After mastering classic British soups, many food enthusiasts crave for more adventurous flavours. Luckily, renowned celebrity chef and restaurateur Rick Stein has shared a recipe for a tantalising crab and sweetcorn soup from his cookbook ‘Food Stories’.
Speaking about the dish that holds personal significance, Rick revealed: “It’s the first dish I ever ate at a Chinese restaurant – in Peterborough, in 1964 as it happens – it’s also a world classic but is so often ruined by tasteless crab and gloopy cornflour.”
He added: “I thought it would be interesting to restore the dish to its simplicity and reliance on good fresh ingredients.”
This inviting soup leans heavily on fresh elements, yet its warming broth comprises mostly pantry staples. Here’s everything you need to know to make it yourself at home, as reported by the Express.
Rick Stein’s crab and sweetcorn soup
Ingredients
For the stock
- 1.2 litres good chicken stock
- Six thin slices of root ginger
- Three bunches of spring onions, roughly chopped
- 1/2 tsp whole white peppercorns
For the soup
- Two fresh sweetcorn cobs
- 225g fresh white crab meat
- Five tsp cornflour
- One tsp. very finely chopped root ginger
- Two spring onions, cut into 2.5cm pieces and finely shredded lengthways
- One tbsp light soy sauce
- One tbsp Chinese rice wine or dry sherry
- One egg white, lightly beaten
- Salt and black pepper
Method
Start by boiling chicken stock, ginger, spring onions, and peppercorns, letting them infuse for 20 minutes before straining. Cool the broth slightly while you prepare the remaining ingredients.

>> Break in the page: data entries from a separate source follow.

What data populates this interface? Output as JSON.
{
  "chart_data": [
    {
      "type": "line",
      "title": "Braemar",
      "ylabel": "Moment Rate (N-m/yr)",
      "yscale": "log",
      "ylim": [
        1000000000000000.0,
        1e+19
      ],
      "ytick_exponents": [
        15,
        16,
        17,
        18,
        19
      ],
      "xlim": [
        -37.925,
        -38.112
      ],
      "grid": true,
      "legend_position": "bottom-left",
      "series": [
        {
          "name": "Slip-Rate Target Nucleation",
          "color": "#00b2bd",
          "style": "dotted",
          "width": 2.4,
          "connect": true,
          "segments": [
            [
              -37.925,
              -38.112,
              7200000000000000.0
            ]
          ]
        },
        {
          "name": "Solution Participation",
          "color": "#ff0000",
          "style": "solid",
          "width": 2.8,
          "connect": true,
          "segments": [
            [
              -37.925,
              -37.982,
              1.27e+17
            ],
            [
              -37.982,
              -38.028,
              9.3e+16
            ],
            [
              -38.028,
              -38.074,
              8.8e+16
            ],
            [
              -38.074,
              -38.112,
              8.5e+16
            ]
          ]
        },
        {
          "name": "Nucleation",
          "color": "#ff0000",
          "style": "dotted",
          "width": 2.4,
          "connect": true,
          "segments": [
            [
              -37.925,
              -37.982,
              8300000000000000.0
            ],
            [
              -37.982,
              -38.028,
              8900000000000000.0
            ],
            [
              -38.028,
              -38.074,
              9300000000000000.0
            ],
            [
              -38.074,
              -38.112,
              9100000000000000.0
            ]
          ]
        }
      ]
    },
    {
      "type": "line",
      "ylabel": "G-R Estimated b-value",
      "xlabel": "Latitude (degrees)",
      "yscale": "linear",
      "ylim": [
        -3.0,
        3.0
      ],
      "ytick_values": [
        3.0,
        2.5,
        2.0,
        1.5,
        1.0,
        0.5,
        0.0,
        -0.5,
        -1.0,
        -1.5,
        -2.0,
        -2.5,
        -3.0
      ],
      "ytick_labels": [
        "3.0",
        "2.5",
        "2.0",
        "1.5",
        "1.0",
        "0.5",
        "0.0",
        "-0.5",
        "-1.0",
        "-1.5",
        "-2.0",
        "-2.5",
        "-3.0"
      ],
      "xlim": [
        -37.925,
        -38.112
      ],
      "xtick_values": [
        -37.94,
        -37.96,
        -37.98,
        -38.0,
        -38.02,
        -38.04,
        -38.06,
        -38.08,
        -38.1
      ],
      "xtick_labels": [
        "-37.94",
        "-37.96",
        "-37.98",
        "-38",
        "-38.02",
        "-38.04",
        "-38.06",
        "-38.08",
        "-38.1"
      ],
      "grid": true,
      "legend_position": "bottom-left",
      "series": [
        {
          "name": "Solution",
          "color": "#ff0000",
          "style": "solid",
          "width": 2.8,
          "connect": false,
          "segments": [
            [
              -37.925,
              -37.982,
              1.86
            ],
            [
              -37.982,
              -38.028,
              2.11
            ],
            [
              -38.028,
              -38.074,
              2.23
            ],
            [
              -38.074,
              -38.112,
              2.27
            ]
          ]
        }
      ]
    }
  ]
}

Sweetcorn kernels are sliced from their cobs and simmered in the stock for five minutes. The crab meat should be checked for shell fragments and kept as intact as possible for texture.
Finally, thicken the soup with cornflour mixed with water to a smooth paste, stirring into the mix and simmering for an additional two minutes.
Add the crab meat, ginger, spring onions, soy sauce and the rice wine or sherry to the soup, then season it with salt and pepper according to your taste. Let it simmer for a minute.
After that, stir the soup, remove the spoon, and slowly pour in the beaten egg white until it forms long, thin strands in the soup. Allow everything to simmer for about 30 seconds before serving.